In the bread of life we discover the strength to continue after a tragedy, or realize that the problems in our home cause us reassess our priorities, who we love or how we love. In Christ there that hope is born for a new healthy relationship with our parents after they accept us for who we are, or we feel the gratitude of a loving relationship after one filled with infidelity or abuse. The broken pieces are held intimately in God’s hand, and that love is real.
Today focus on the Eucharist. Notice that is not a ritual; it represents our broken lives, and the filling love of Christ. The body of Christ is offered, blessed, broken, and then consumed. And then each one of us, with our personal joys, brokenness, hopes and sorrows come forth as a community to become whole. The Gifts of God for the people of God.
A broken angel from a broken Church allowed me to touch my grandfather, crushed wheat becomes communion bread, broken grapes become sacramental wine, a divine broken body, brings the love of God to each one of us.
The film Places in the Heart offers a moving message on how brokenness, creates something new. How hunger is filled with the bread of life. The story is set in rural Texas during the depression. A young sheriff, while saying prayers before Sunday dinner, is called away from his family on an emergency: a young African American boy is inebriated and shooting a gun.
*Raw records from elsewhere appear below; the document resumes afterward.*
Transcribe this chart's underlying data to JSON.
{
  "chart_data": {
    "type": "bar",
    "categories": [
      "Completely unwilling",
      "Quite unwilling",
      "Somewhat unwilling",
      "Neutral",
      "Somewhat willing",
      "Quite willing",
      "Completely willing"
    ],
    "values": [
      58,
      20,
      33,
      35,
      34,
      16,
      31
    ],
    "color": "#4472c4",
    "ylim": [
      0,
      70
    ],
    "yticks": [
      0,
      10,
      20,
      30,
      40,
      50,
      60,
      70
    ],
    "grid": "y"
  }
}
As the boy is handing over the weapon to the sheriff, it accidentally fires. The Sheriff is hit and dies immediately. He leaves behind a wife, two young children, a farm and a large mortgage. The men of the town lynch the youth and drag his body to the widow’s farm. Seeing the boy, her heart is filled with grief, not hate.
We meet a white blind man and an African American farmer working on the widow’s farm and they become family. The film speaks of tragedy, betrayal, severe poverty, and racism. Yet it also speaks of second-chances, determination, hope and forgiveness. This community is broken by tragedy, the entire glass is shattered, but through all the pain, we find wholeness.
The closing scene takes place in a church. Communion is being passed, in the sharing of the bread of life, we see unexpected members feeding one another. We see the young and the old. We see life and the woman who died in the tornado. We see the betrayers and the betrayed; they are all together as one. As they pass the elements to one another, each repeats “the peace of God”
In the final frame, the sheriff's widow shares communion with her husband, and he, in turn, passes the bread and cup to the youth who had killed him. The broken bread becomes Christ, manna from heaven. The broken community is one. They need nothing more. Christ is with them. The hymn named the Garden is playing and you hear the words: “I come to the garden alone. While the dew is still on the roses. And the voice I hear, falling on my ear; The Son of God discloses. And He walks with me, And He talks with me, And He tells me I am His own, And the joy we share as we tarry there; None other has ever known.
In his brokenness find wholeness, in the bread you find eternal life. Break the glass in your lives, walk with him, fill up on him, come to his table and receive.